Lynda is thankfully the “one in ten” in the grim statistic. The 55-year-old collapsed on the street in Saintfield after her heart inexplicably ceased beating. She’s been telling Daily Belfast her story.

“It was January 2011, that bitterly cold winter,” she said. “We owned a shop in Saintfield and it was flooded because of the weather and we called in to see the damage. As we were walking back up the street, I felt dizzy and saw what I describe as black grains, there was no pain. I went to put my hand out to tell my husband but I just dropped to the ground.”

Lynda died on the pavement while her helpless husband went into a state of panic. In an incredible stroke of fortune, a nurse who teaches the British Heart Foundation’s HeartStart Programme was passing in her car. She leapt out and of her vehicle and immediately began CPR. The gods were looking after Lynda that day as a male motorist happened to have a defibrillator in his car and he too pulled in. The CPR, followed by a shock from the defibrillator and further CPR, brought Lynda back to life.

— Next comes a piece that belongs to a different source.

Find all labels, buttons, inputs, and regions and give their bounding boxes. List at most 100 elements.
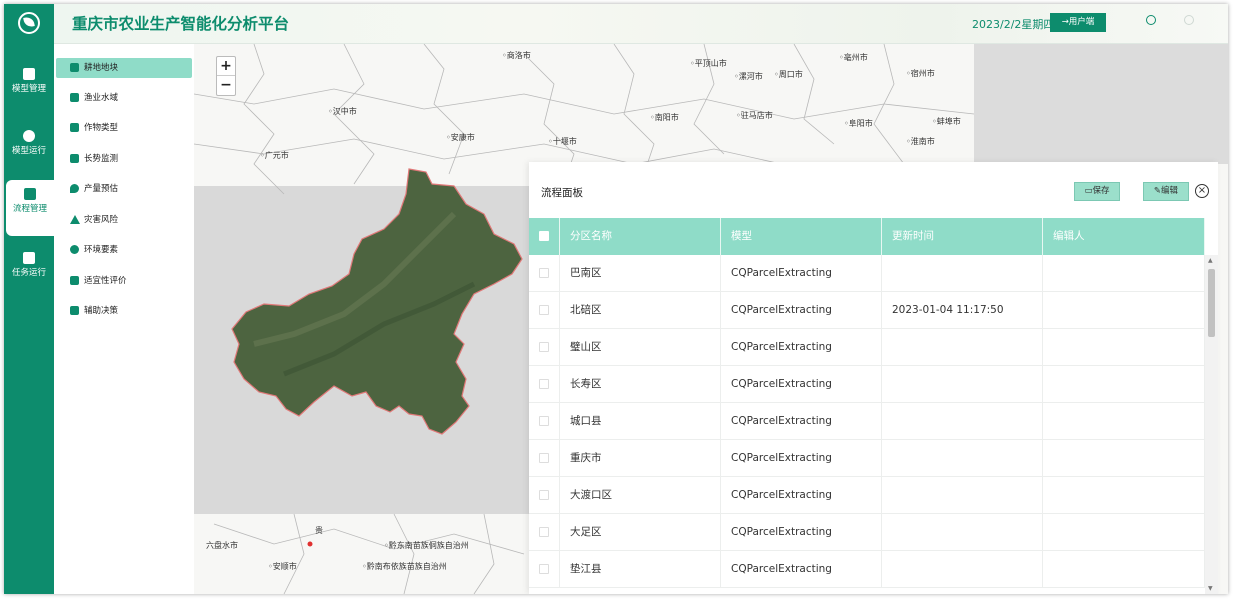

“I came to with a sore head from the fall and a sore chest from the compressions but I was alive,” recalls Lynda. “I was brought to the Royal and a consultant told me I had had a cardiac arrest and was very lucky to be alive.”

Examinations failed to locate any heart condition that led to the cardiac arrest, but Lynda was fitted with an ICD (implantable cardioverter defibrillator) which monitors her heart’s rhythm and automatically corrects heart irregularities.

“I would have died on that footpath and never come to had it not been for the CPR and defibrillator,” said Lynda. “It’s so important that everyone knows how to perform these skills. I feel so strongly about it that I got trained as a trainer myself and now teach others. It is imperative that we get CPR training into the community and on to our school curriculums.

“I am proof that it works, I am still here and I will continue to teach it and get the message out so more people can be here, like me.”